Many readers who discover an author they enjoy, read everything that novelist writes. Such has been the case for me with Elizabeth Strout who achieved fame through her Pulitzer Prize-winning Olive Kitteridge, an engaging novel that has since been made into a mini-series. When My Name Is Lucy Barton was published this year, I eagerly placed myself on the list at my local library to wait my turn for a copy.

Both novels deal with the relationship between a mother and child; Olive the mother who has difficulty expressing her love for a son, and Lucy the daughter whose mother cannot communicate her love. And both books display the masterly use of language that characterizes the author. But while the latter novel is an engaging read, it is not a likely candidate for another Pulitzer, despite the fact that it has made bestseller lists.

Much of the narrative takes place as Lucy Barton is recuperating from an operation in a hospital while her husband and two young children are at home. At her husband’s request, Lucy’s estranged mother comes to spend a few days with her daughter in the hospital room.

However, the novel’s tension results not from Lucy’s present health issues, but from the back-story, her childhood living with a family impoverished both financially and emotionally. She, her sister and her brother often found themselves in abusive situations at home, perhaps because their parents were themselves the victims of cycles of poverty and subsequently more concerned with survival than the finer points of nurturing their young. And the kids faced ridicule at school, as they were relegated to the bottom of the social pecking order.

The novel succeeds as a character study and as a case history. Because Lucy, despite the deprivations of her childhood, manages to find a limited success as a wife and mother and as an author, the story could be a happily-ever-after tale. Unfortunately she cannot shed her past, and in some respect, the sins of the mother are visited upon the daughter.

My Name Is Lucy Barton is a quick read, more a novella than a novel.
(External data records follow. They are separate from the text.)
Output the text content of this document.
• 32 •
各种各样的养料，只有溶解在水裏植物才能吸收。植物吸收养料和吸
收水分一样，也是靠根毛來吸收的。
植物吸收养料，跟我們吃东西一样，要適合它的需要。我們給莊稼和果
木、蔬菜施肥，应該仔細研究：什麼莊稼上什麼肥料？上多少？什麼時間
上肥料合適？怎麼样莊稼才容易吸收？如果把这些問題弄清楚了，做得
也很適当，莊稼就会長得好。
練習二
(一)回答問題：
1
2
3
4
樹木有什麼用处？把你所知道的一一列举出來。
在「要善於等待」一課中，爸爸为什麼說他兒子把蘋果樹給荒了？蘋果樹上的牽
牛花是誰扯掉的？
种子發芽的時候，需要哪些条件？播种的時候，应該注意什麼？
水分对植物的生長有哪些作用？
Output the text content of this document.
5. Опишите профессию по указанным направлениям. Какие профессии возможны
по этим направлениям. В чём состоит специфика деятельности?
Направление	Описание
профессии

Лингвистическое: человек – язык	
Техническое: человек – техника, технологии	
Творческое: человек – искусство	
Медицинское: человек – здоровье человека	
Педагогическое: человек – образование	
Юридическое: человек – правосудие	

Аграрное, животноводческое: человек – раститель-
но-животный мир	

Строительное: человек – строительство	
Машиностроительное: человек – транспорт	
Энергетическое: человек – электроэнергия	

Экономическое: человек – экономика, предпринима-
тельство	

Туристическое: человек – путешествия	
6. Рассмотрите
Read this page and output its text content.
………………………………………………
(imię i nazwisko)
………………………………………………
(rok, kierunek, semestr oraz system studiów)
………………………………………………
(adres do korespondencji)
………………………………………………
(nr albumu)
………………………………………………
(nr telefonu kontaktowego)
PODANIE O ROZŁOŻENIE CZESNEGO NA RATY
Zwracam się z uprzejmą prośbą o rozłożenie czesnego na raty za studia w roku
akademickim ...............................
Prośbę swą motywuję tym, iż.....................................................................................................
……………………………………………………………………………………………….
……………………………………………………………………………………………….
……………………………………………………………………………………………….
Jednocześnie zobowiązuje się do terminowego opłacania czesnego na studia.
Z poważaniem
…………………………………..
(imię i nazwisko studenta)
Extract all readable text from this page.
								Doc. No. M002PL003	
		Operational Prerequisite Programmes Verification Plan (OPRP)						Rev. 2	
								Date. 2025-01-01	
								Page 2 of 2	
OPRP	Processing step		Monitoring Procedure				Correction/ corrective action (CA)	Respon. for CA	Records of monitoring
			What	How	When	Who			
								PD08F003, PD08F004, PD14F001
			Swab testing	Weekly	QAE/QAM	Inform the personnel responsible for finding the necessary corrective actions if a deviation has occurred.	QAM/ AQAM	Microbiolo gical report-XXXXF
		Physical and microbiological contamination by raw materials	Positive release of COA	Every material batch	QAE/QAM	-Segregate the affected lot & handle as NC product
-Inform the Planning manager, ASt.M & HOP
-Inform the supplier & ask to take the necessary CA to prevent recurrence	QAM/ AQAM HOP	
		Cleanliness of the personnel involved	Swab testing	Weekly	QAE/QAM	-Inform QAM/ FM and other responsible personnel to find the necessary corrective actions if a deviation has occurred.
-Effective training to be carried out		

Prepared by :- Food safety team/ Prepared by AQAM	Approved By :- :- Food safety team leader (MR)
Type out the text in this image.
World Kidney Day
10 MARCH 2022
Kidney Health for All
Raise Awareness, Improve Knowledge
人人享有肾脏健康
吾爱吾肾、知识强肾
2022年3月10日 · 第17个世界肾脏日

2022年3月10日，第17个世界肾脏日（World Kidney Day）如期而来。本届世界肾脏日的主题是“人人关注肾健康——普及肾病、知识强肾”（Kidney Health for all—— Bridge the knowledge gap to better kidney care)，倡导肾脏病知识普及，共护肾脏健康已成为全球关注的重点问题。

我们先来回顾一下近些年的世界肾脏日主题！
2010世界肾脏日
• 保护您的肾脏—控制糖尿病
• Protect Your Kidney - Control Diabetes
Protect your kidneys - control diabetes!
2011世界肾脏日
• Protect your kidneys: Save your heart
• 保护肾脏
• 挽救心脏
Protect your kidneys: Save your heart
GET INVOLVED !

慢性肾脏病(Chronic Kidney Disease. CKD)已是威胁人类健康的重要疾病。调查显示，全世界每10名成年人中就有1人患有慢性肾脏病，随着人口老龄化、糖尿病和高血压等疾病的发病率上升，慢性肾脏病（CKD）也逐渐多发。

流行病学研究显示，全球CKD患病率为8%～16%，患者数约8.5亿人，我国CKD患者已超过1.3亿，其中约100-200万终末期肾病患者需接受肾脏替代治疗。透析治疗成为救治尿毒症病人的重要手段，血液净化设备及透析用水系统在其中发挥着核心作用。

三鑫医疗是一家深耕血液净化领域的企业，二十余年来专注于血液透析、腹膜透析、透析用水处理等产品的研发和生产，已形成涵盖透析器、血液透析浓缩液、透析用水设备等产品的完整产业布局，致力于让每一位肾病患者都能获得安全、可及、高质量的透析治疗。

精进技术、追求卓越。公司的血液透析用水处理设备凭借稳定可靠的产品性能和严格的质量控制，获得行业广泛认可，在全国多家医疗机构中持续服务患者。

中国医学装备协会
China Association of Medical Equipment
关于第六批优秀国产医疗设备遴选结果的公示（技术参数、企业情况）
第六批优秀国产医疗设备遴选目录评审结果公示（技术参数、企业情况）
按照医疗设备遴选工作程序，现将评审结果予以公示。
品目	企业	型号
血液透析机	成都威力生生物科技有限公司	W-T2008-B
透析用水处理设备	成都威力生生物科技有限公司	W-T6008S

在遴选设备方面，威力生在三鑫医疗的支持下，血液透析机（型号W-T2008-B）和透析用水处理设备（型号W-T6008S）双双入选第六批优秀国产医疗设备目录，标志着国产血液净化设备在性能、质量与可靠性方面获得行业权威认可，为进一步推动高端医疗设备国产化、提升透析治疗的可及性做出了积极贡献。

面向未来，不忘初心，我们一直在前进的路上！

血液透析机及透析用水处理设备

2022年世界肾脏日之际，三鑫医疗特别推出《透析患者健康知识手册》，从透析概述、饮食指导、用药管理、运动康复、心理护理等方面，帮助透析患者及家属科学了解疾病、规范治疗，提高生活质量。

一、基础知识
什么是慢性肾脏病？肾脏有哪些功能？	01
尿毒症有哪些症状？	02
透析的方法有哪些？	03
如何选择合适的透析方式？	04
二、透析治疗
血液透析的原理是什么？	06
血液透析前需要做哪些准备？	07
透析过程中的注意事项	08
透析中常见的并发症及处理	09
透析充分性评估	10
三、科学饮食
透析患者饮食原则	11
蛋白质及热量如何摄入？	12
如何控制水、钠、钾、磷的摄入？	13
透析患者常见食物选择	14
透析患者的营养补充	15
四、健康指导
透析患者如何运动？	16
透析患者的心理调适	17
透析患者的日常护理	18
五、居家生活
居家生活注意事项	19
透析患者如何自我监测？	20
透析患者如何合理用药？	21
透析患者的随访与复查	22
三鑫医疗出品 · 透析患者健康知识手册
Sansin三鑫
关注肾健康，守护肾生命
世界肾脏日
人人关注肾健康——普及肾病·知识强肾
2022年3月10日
But not only is the slice-of-life plotline unsettling, so is the resolution. Throughout Lucy’s tale are hints of another shoe about to drop, but it doesn’t. And even though many of us are put off by the fluffy bow ending of unrealistic romanticizing, we still look for a satisfying sense of closure.

Fans of Elizabeth Strout will want to read her latest novel even if it is not representative of her best work. They will find something to enjoy with a relatively short investment in time.

My Name Is Lucy Barton by Elizabeth Strout / 191 pages, Random House, 2016.